Aussi, quand Sylvinet vint se jeter sur lui, l’embrasser tout en pleurant, et se serrer contre lui comme un oiseau se poussant dans le nid contre son frère pour se réchaulfer, Landry fut fâché à cause des autres, tandis qu’il ne pouvait pourtant pas s’empêcher d’être content pour son compte ; mais il voulait avoir l’air plus raisonnable que son frère, et il lui fit de temps en temps signe de s’observer, ce qui étonna et fâcha grandement Sylvinet. Là-dessus, le père Barbeau s’étant mis à causer et à boire un coup ou deux avec le père Caillaud, les deux bessons sortirent ensemble, Landry voulant bien aimer et caresser son frère comme en secret. Mais les autres gars les observèrent de loin ; et mêmement la petite Solange, la plus jeune des filles du père Caillaud, qui était maligne et curieuse comme un vrai linot, les suivit à petits pas jusque dans la coudrière, riant d’un air penaud quand ils faisaient attention à elle, mais n’en démordant point, parce qu’elle s’imaginait toujours qu’elle allait voir quelque chose de singulier, et ne sachant pourtant pas ce qu’il peut y avoir de surprenant dans l’amitié de deux frères.

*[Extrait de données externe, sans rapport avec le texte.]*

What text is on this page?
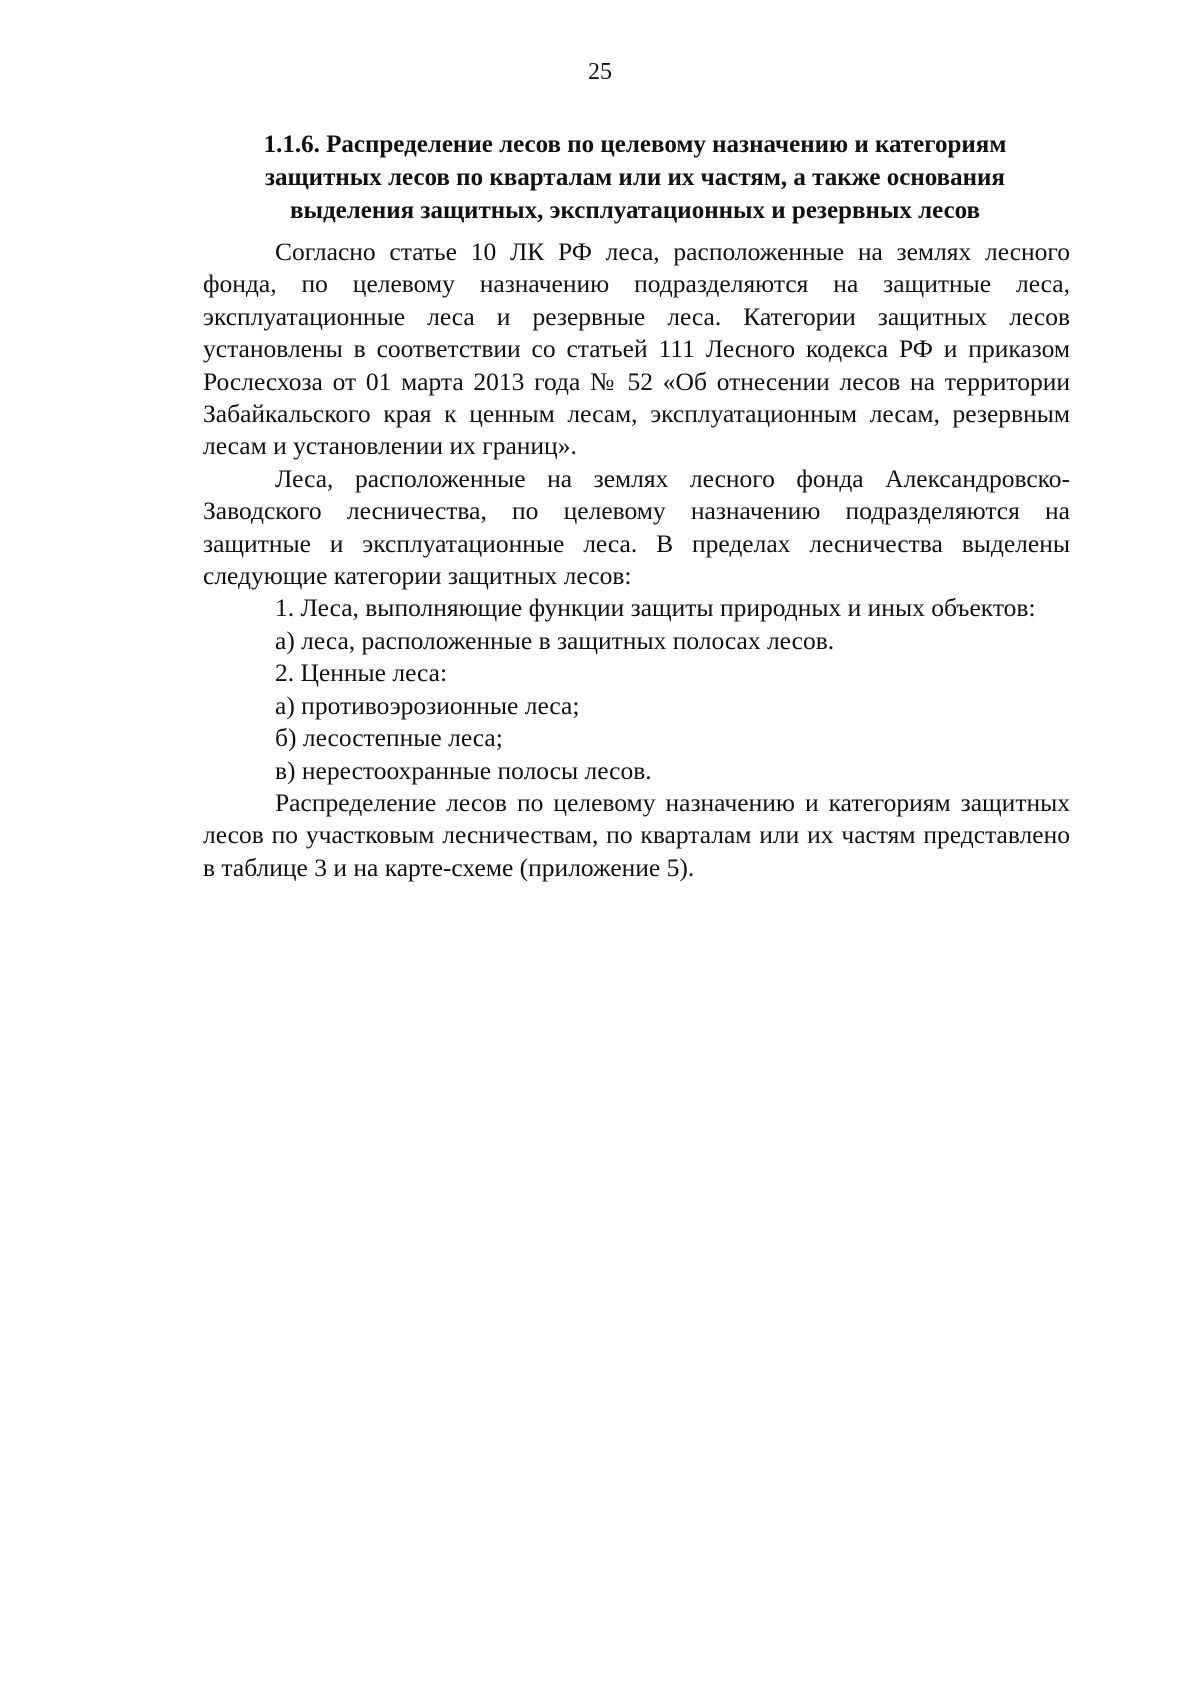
25
1.1.6. Распределение лесов по целевому назначению и категориям
защитных лесов по кварталам или их частям, а также основания
выделения защитных, эксплуатационных и резервных лесов

Согласно статье 10 ЛК РФ леса, расположенные на землях лесного фонда, по целевому назначению подразделяются на защитные леса, эксплуатационные леса и резервные леса. Категории защитных лесов установлены в соответствии со статьей 111 Лесного кодекса РФ и приказом Рослесхоза от 01 марта 2013 года № 52 «Об отнесении лесов на территории Забайкальского края к ценным лесам, эксплуатационным лесам, резервным лесам и установлении их границ».

Леса, расположенные на землях лесного фонда Александровско-Заводского лесничества, по целевому назначению подразделяются на защитные и эксплуатационные леса. В пределах лесничества выделены следующие категории защитных лесов:

1. Леса, выполняющие функции защиты природных и иных объектов:

а) леса, расположенные в защитных полосах лесов.

2. Ценные леса:

а) противоэрозионные леса;

б) лесостепные леса;

в) нерестоохранные полосы лесов.

Распределение лесов по целевому назначению и категориям защитных лесов по участковым лесничествам, по кварталам или их частям представлено в таблице 3 и на карте-схеме (приложение 5).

Sylvinet, quoiqu’il fût étonné de l’air tranquille dont son frère l’avait abordé, ne songea pourtant pas à lui en faire reproche, tant il était content de se trouver avec lui. Le lendemain, Landry sentant qu’il s’appartenait, parce que le père Caillaud lui avait donné licence de tout devoir, il partit de si grand matin qu’il pensa surprendre son frère au lit. Mais malgré que Sylvinet fût le plus dormeur des deux, il s’éveilla dans le moment que Landry passait la barrière de l’ouche, et s’en courut nu-pieds comme si quelque chose lui eût dit que son besson approchait de lui. Ce fut pour Landry une journée de parfait contentement. Il avait du plaisir à revoir sa famille et sa maison, depuis qu’il savait qu’il n’y reviendrait pas tous les jours, et que ce serait pour lui comme une récompense. Sylvinet oublia toute sa peine jusqu’à la moitié du jour. Au déjeuner, il s’était dit qu’il dînerait avec son frère ; mais quand le dîner fut fini, il pensa que le souper serait le dernier repas, et il commença d’être inquiet et mal à son aise. Il soignait et câlinait son besson à plein cœur, lui donnant ce qu’il y avait de meilleur à manger, le croûton de son pain et le cœur de sa salade ; et puis il s’inquiétait de son habillement, de sa chaussure, comme s’il eût dû s’en aller bien loin, et comme s’il était bien à plaindre, sans se douter qu’il était lui-même le plus à plaindre des deux, parce qu’il était le plus affligé.